Dodging Blasts from The Past
Be sure to caution your recipient that it’s very important to promptly download critical security patches and service packs for the restored operating system and applications. A restored machine is like a step back in time to when many now-closed security holes were wide open, so the recipient needs to slam these vulnerabilities shut at the very first connection to the Internet.
Help for the Helper
Worries about data security needn’t keep you from helping others by donating your used computer. For additional guidance, contact TechSoup (www.techsoup.org) or the National Cristina Foundation (www.cristina.org), and seek out — or organize — the computer donation program in your community.
I was pleased to see that both of these worthwhile organizations are still going strong and have done impressive work in support of their communities over the last ten years.

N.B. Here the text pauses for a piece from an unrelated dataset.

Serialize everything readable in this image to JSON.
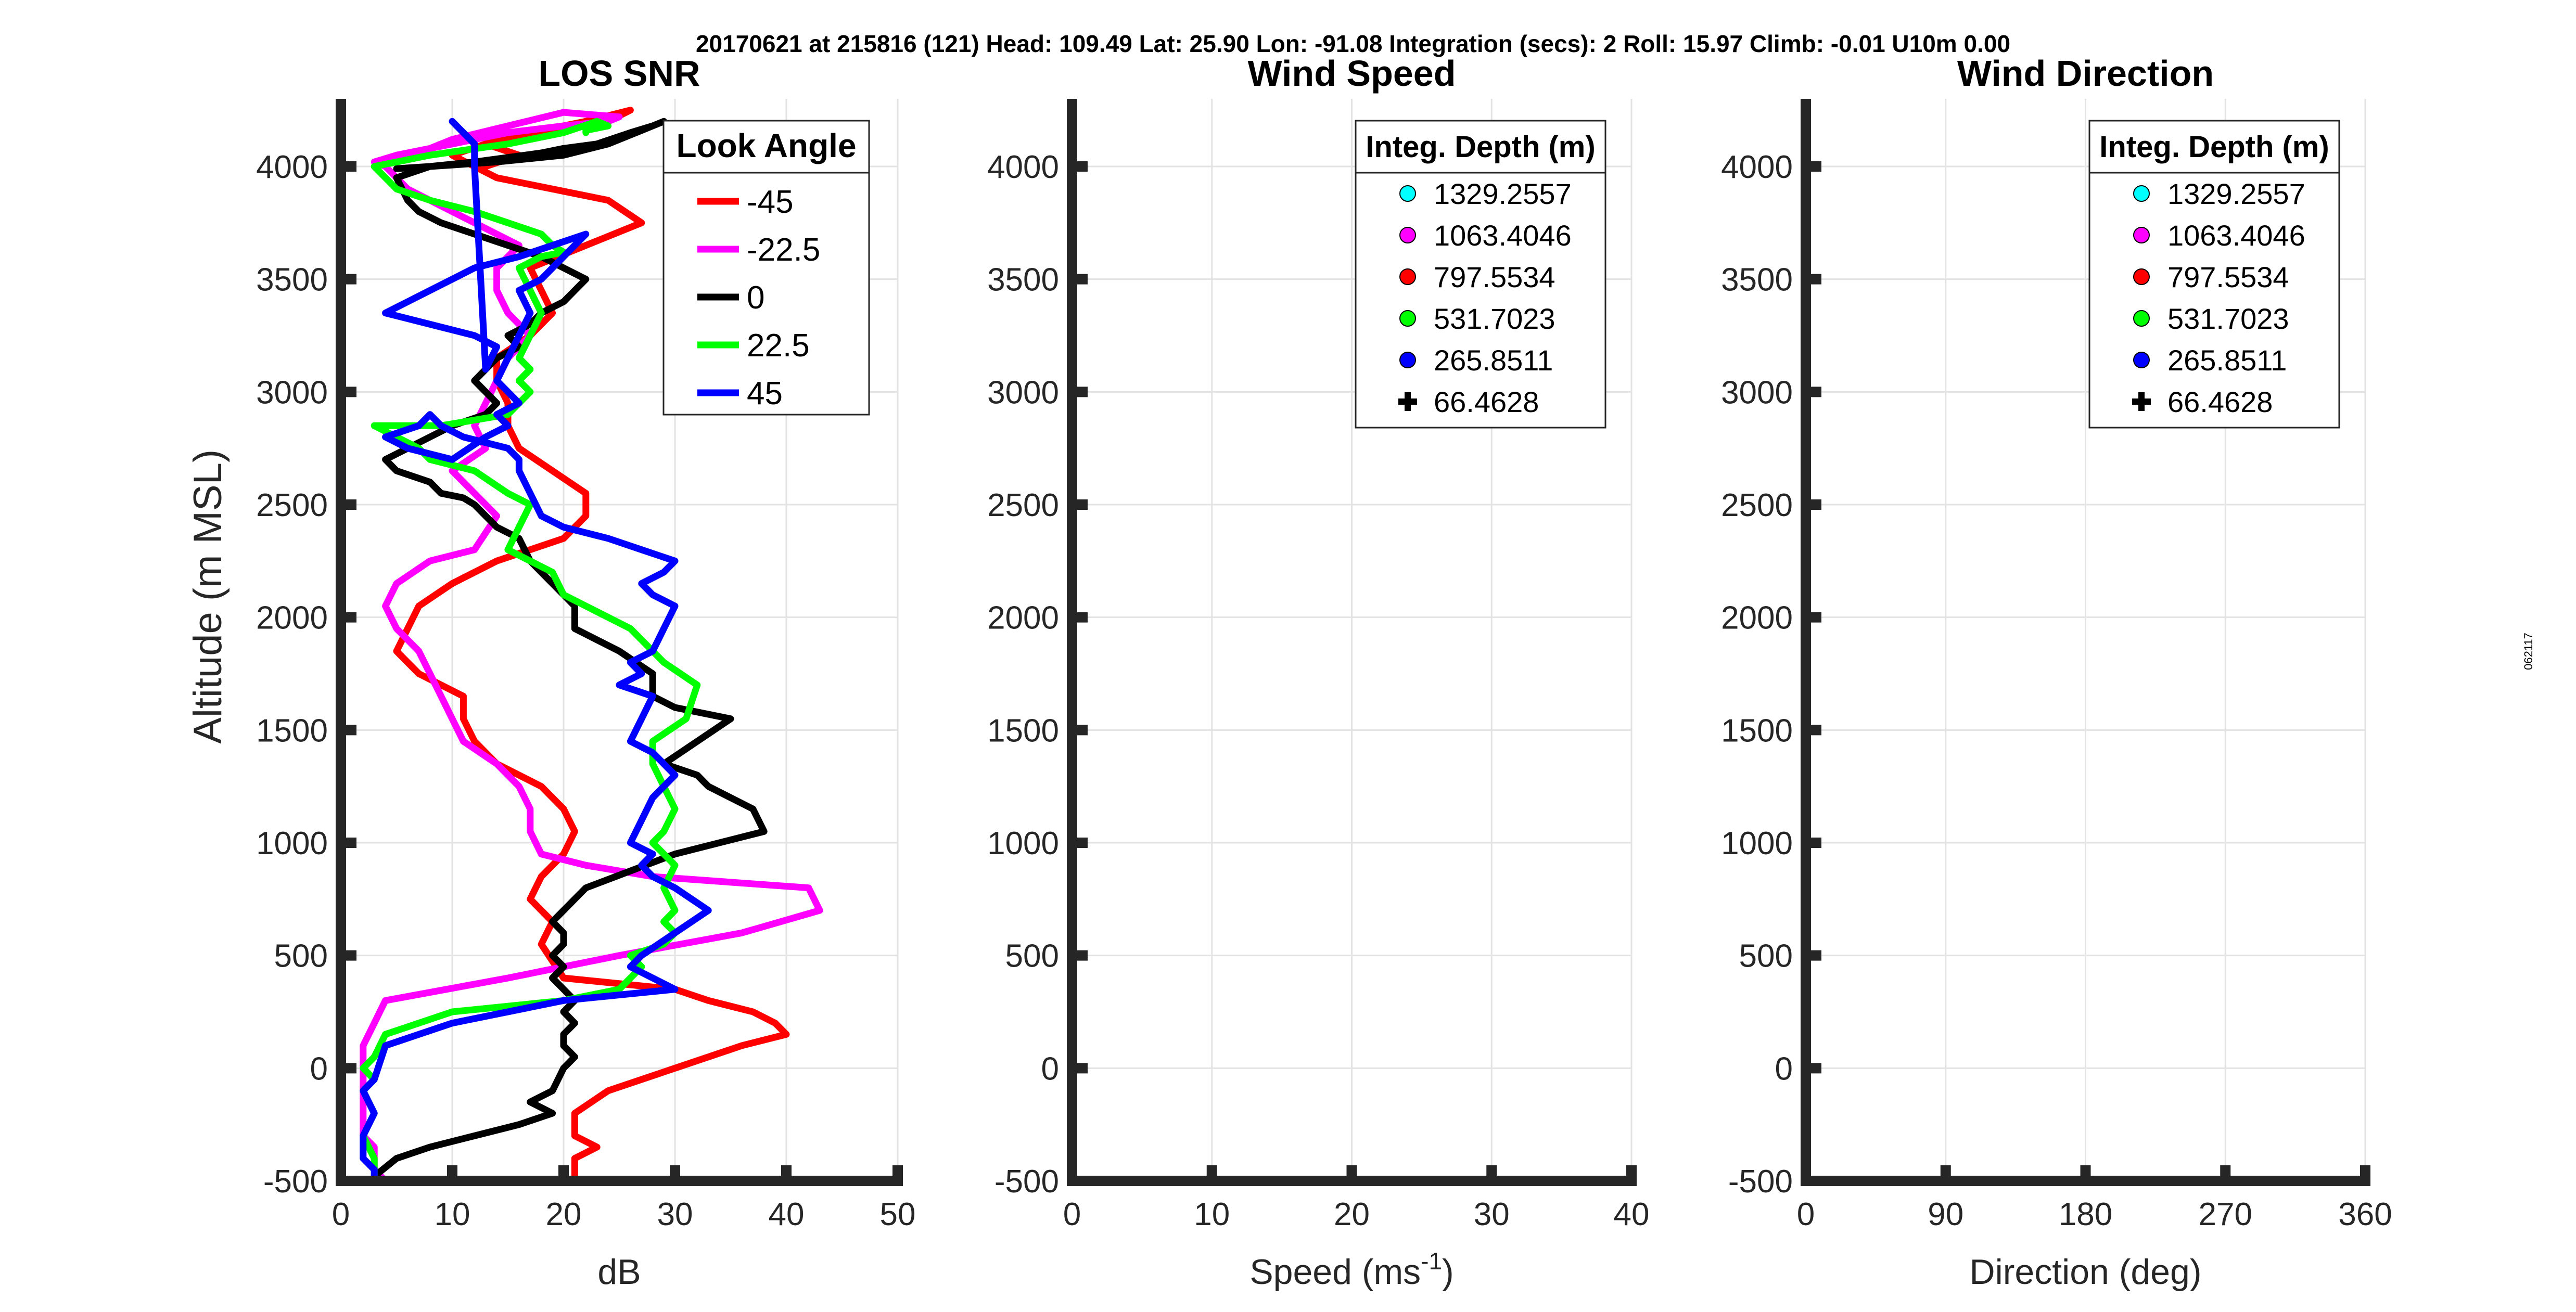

Clearing your donated, sold or discarded hard drives of sensitive information isn’t just good practice, it’s now also required by law. Effective June 1, 2005, the Federal Trade Commission’s Disposal Rule 16 CFR Part 682, requires businesses—including lawyers and law firms—to take reasonable measures to dispose of sensitive information derived from credit reports and background checks so that the information cannot practicably be read or reconstructed. The Rule, which applies to both paper and digital media, requires implementing and monitoring compliance with disposal policies and procedures for this information. Comments to the rule suggest using disc wiping utilities, but also offer that electronic media may be economically disposed of by “simply smashing the material with a hammer.” Sounds like a great stress reliever, but don’t forget your safety goggles!
Though the FTC requirement may still be news to you, the computer user of 2015 is better aware of the risks of identity theft than the user of ten years ago, yet much more vulnerable to risks old and new. Modern operating systems retain significantly more information than their predecessors and the average size of hard drives has grown ten- to one hundredfold in the last decade. The $150.00 40GB hard drive of 2005 is the $150.00 4TB drive of 2015. Today, a 32GB thumb drive is deemed a disposable; it’s the modern floppy disc.
The prevalence of sophisticated mobile devices has significantly remapped the distribution of sensitive personal data over the last decade. Fortunately, most mobile devices make it simple to destroy content and restore to factory settings. As well, sensitive data may reside in places over over which you have no physical dominion, like Google, Dropbox or other Cloud service providers. When giving away computers, be sure the computer is not still capable of automatically connecting to your cloud resources. Remember, it’s common for our devices to retain passwords and cookies supporting “keep me logged in” capabilities.